Snacks That Help Reduce Cholesterol & Triglycerides

Cholesterols and Triglycerides are both forms of fats.

Both can naturally be found in the body as well as in foods. In fact, a certain level of both cholesterols and triglycerides are needed for a healthy body. Since all forms of fats can not dissolve on their own, they must be transported to and from the cells by two lipoproteins, LDL ("lousy" cholesterol) and HDL ("helpful" cholesterol).

When too much fat is consumed, the body has incredible difficulties dissolving the fat and therefore works harder than necessary. Numerous results can occur due to the stress such as, heart attack and stroke.

The only way to maintain a healthy level of cholesterol and triglycerides is to exercise and eat a healthy diet. Snacking, is encouraged to avert binging during meals and prevent being hungry before meals which can lead to making unhealthy food choices.

A few snacks have even been proven to lower cholesterol and triglycerides.
  1. Nuts

    • Researcher, Sheila G. West, PHD presented at the 2004 American Heart Association's 5th Annual Conference on Arteriosclerosis, Thrombosis, and Vascular Biology Conference. Her findings concluded walnuts contain an omega-3 acid--alpha-linolenic acid--which lowers the LDL and increases the HDL.

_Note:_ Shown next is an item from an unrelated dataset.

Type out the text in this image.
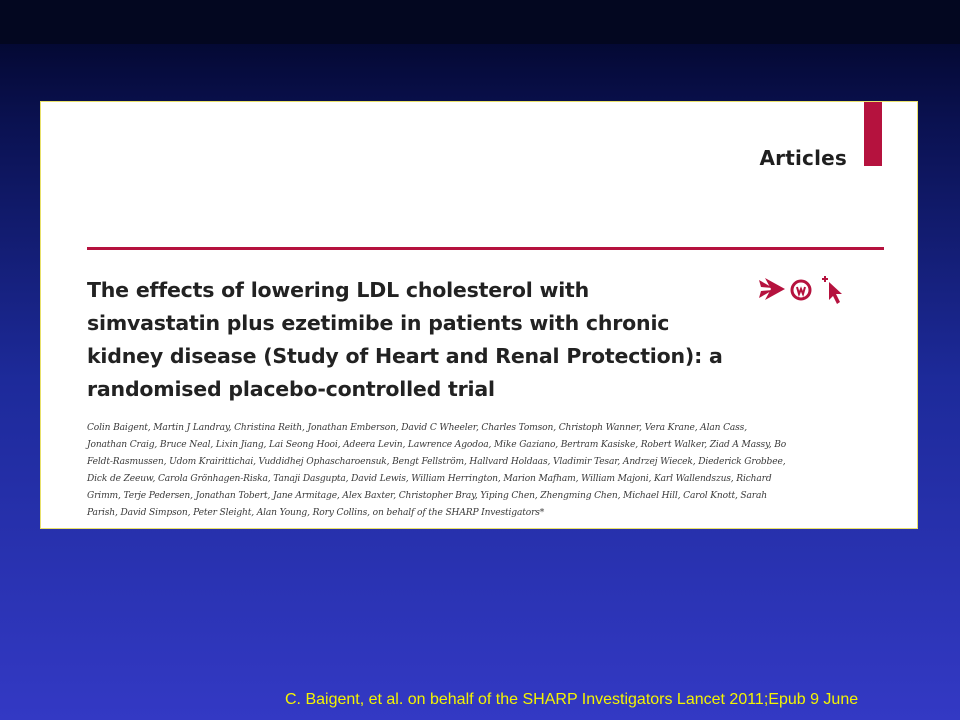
Articles
The effects of lowering LDL cholesterol with simvastatin plus ezetimibe in patients with chronic kidney disease (Study of Heart and Renal Protection): a randomised placebo-controlled trial

Colin Baigent, Martin J Landray, Christina Reith, Jonathan Emberson, David C Wheeler, Charles Tomson, Christoph Wanner, Vera Krane, Alan Cass, Jonathan Craig, Bruce Neal, Lixin Jiang, Lai Seong Hooi, Adeera Levin, Lawrence Agodoa, Mike Gaziano, Bertram Kasiske, Robert Walker, Ziad A Massy, Bo Feldt-Rasmussen, Udom Krairittichai, Vuddidhej Ophascharoensuk, Bengt Fellström, Hallvard Holdaas, Vladimir Tesar, Andrzej Wiecek, Diederick Grobbee, Dick de Zeeuw, Carola Grönhagen-Riska, Tanaji Dasgupta, David Lewis, William Herrington, Marion Mafham, William Majoni, Karl Wallendszus, Richard Grimm, Terje Pedersen, Jonathan Tobert, Jane Armitage, Alex Baxter, Christopher Bray, Yiping Chen, Zhengming Chen, Michael Hill, Carol Knott, Sarah Parish, David Simpson, Peter Sleight, Alan Young, Rory Collins, on behalf of the SHARP Investigators*

C. Baigent, et al. on behalf of the SHARP Investigators Lancet 2011;Epub 9 June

      Ideally, nuts and seeds should be eaten as substitutes to foods with high saturated fats like meat due to its high calories.

    Oats

    • All kinds of food containing oats such as oatmeal, oat bran, rolled oats and whole oat flour, are all rich in soluble fibers which lowers LDL but does not lower HDL.

      Eat 5 to 10 g of soluble fibers a day to lower the LDL by up to 23 percent. One bowl of oatmeal contains 3 g but other foods like oatmeal cookies, whole wheat bread with oats and oat bran muffins all are great snacks made of oats--just be careful of the sugar content.

    Healthy Fats

    • Mono and poly-unsaturated fats found in olive oil and avocados are the best kinds of fats. Avocados are delicious fruits good enough to be eaten alone, on a sandwich or tossed in salads. A healthy alternative to guacamole is replacing sour cream with yogurt and adds a wonderful condiment.

    Sweet Alternatives

    • Sweets will spike the triglyceride level in the body instantly. Even certain concentrated juices and fruits contain surprising amounts of sugar.

      However, if a sweet craving hits, it is important to satisfy it but with desserts low in sugar. Ideally, baking your own baked goods and watching exactly how much sugar is used is preferred. But there are many dessert options in grocery stores and restaurants like:

      Fat free pudding
      Sugar free Jell-O
      Angel food cake with fresh berries

    Conclusion

    • Many snacks help decrease the level of cholesterols and triglycerides but keep in mind to avoid sweets, alcohol, refined carbohydrates and trans fat.

      Eating correctly is only half of the battle. A daily regime of exercise must also be incorporated to maintain a healthy life.